The majority of judges believe that racism is systemic in the United States’ criminal justice system, according to the NJC’s monthly survey of its alumni.

In the survey, emailed the first week of July, 65 percent of the 634 judges who responded answered yes to the question, “Do you believe that systemic racism exists in the criminal justice system?”

“Of course it does,” commented one judge anonymously. “The data doesn’t (sic) lie. The burden on us judges is to, first, acknowledge the problem and then to work diligently to eradicate the problem.”

More than 200 judges left comments with their votes, and the consensus among the majority was that racism is mostly of the implicit or unconscious kind. Many people don’t recognize that bias exists or are unwilling to admit it, judges wrote.    

But that non-awareness is no excuse, insisted one anonymous judge.

“Any judge who is not educated on the reality of systemic racism and implicit bias and aware of the consequences of these issues should not be on the Bench,” the judge wrote.

“Most of the judges I know are not overtly racist and sincerely seek to treat all people equally,” wrote another anonymous judge, “but I suspect that our implicit biases impact our decision-making more than we realize.”

The same judge suggested that systemic racism is the primary reason why black Americans and other minorities are incarcerated at higher rates than whites.

Cook County (IL) Judge Freddrenna M. Lyle mentioned sentencing disparities between those found guilty of possessing crack vs. powdered cocaine (crack being more common among lower-income minorities) as evidence of racist policies and laws.

Earlier this year the College hosted a national symposium in Washington, D.C., on implicit bias in judicial decision-making. The program focused on how to prevent bias from affecting decisions by juries.

Among the judges who rejected the notion of systemic racism, many expressed a belief that some people in the criminal justice system may be racist but the system itself is not. 

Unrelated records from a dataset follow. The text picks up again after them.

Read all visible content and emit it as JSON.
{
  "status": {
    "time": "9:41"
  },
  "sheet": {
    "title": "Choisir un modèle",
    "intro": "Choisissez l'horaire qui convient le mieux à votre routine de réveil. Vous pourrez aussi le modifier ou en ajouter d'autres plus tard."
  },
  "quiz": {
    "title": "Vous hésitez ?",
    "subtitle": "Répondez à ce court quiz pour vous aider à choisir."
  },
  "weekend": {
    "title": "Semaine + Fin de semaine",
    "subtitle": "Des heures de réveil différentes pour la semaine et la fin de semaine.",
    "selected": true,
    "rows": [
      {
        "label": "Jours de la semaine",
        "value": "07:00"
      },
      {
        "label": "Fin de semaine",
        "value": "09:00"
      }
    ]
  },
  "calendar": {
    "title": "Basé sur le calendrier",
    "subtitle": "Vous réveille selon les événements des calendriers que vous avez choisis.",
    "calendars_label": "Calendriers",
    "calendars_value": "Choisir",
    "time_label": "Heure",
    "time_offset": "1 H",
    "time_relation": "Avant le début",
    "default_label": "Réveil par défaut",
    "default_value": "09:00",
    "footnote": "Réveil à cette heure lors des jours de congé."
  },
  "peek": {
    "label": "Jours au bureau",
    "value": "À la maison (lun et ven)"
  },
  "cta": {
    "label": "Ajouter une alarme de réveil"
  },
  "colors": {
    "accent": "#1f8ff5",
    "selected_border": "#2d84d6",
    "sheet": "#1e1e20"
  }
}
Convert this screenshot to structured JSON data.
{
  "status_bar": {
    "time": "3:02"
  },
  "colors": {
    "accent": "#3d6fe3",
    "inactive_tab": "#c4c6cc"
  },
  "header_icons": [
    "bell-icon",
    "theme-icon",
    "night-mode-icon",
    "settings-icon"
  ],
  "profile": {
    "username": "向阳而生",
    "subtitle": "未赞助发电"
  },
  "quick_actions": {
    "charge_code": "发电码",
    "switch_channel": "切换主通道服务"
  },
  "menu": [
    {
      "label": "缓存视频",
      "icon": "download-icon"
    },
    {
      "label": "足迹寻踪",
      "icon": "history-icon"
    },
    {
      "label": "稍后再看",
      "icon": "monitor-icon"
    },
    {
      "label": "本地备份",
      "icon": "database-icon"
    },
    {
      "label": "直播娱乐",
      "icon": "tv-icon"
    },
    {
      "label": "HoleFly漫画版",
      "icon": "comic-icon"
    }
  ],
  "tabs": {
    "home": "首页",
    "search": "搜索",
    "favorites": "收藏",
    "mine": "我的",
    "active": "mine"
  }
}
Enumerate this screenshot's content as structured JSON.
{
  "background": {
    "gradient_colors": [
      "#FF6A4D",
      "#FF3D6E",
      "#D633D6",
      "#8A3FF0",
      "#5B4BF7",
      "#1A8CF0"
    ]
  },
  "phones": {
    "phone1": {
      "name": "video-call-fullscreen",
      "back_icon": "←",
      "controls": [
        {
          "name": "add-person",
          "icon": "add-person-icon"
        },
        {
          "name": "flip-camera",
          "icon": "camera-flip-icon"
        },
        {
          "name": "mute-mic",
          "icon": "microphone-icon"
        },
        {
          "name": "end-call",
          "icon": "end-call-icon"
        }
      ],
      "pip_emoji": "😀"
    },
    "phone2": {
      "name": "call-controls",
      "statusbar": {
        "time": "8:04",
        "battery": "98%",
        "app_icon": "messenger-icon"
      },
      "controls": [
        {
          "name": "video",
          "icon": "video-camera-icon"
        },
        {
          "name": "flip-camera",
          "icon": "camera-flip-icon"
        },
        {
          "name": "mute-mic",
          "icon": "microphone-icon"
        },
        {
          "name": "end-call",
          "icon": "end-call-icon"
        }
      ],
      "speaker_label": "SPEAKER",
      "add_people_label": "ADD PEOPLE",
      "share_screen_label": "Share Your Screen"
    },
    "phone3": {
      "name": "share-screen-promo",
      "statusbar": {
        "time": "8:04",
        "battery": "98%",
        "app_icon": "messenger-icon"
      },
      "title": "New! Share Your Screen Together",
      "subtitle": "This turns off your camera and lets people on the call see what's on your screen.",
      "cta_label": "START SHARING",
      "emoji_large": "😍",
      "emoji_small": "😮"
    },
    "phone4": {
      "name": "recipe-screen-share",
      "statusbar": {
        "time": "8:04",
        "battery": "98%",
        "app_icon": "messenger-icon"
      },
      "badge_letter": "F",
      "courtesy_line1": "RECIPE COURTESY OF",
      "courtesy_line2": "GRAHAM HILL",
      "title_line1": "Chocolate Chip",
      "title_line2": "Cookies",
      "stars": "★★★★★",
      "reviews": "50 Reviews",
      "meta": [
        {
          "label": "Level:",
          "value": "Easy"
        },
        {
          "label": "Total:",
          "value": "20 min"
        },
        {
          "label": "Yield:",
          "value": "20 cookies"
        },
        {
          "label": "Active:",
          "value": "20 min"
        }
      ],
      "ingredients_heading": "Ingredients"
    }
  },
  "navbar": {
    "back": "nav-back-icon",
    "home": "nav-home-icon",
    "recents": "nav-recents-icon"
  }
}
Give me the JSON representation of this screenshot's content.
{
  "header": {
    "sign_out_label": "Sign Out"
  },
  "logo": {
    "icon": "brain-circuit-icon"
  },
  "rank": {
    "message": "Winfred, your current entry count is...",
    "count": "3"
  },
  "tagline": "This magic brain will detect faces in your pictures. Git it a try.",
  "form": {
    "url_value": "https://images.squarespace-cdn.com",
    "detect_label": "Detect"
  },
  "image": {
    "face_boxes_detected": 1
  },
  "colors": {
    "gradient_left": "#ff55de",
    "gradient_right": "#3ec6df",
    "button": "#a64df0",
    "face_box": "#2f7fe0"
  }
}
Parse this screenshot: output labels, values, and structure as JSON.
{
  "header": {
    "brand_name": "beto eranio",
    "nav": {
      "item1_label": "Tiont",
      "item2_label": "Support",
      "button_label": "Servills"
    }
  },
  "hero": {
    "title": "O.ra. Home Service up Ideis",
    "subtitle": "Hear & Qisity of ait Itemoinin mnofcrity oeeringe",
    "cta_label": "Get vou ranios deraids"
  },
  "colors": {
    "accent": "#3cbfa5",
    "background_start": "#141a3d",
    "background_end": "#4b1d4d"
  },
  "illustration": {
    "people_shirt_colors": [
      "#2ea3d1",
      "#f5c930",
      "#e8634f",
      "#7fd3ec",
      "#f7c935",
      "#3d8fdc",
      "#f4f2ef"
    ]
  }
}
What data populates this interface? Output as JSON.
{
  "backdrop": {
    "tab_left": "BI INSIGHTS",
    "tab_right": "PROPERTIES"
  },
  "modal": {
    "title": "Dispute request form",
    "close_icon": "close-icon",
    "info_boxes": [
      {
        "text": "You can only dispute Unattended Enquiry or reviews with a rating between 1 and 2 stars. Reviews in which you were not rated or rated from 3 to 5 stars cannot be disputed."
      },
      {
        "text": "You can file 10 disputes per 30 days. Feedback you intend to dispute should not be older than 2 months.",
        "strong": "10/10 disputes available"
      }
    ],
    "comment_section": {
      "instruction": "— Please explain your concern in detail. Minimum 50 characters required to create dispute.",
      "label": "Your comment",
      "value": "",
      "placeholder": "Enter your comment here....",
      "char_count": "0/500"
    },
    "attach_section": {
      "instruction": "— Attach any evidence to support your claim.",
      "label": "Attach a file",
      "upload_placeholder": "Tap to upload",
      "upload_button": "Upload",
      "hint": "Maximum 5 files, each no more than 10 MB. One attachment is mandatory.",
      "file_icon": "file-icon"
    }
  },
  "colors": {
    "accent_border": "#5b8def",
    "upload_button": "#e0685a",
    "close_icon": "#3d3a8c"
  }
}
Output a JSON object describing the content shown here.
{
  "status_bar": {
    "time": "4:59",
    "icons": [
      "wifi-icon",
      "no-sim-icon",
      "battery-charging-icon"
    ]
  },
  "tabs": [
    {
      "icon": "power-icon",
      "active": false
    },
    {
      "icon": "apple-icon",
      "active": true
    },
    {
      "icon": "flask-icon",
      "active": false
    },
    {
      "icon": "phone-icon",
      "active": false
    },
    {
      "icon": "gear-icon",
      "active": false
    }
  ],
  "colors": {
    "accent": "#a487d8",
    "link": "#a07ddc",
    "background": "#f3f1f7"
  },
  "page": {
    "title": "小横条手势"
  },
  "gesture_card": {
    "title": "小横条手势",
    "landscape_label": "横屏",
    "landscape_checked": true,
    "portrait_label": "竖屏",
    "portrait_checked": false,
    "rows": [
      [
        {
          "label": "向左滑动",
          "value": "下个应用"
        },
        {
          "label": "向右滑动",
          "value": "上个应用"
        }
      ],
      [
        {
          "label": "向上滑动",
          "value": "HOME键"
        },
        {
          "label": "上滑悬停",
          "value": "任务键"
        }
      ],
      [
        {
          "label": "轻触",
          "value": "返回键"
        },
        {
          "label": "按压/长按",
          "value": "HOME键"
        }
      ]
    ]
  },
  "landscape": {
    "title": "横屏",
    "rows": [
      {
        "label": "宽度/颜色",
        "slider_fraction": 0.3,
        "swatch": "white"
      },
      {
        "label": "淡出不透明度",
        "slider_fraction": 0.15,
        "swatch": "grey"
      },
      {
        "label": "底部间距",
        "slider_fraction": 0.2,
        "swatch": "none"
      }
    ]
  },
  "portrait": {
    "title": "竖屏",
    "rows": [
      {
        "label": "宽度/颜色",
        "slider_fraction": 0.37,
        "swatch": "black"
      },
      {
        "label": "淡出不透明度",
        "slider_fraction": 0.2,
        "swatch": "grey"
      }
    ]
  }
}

“Our system isn’t perfect and individual actors may harbor prejudices based on race,” wrote retired Kent County (RI) Superior Court Judge Bennett Gallo. “But those that do are vastly outnumbered by those who go about their work conscientiously and evenhandedly. I see no evidentiary basis for the contention that it is a systemic problem.”

One anonymous judge accused the national news media of promoting “a false narrative as a way to continue to divide this nation and discredit the thousands of good, fair judges and court employees in the United States.”

*Each month the College emails an informal, non-scientific one-question survey to its more than 12,000 judicial alumni in the United States and abroad. The results, summarized in the NJC’s Judicial Edge Today, are not intended to be characterized as conclusive research findings.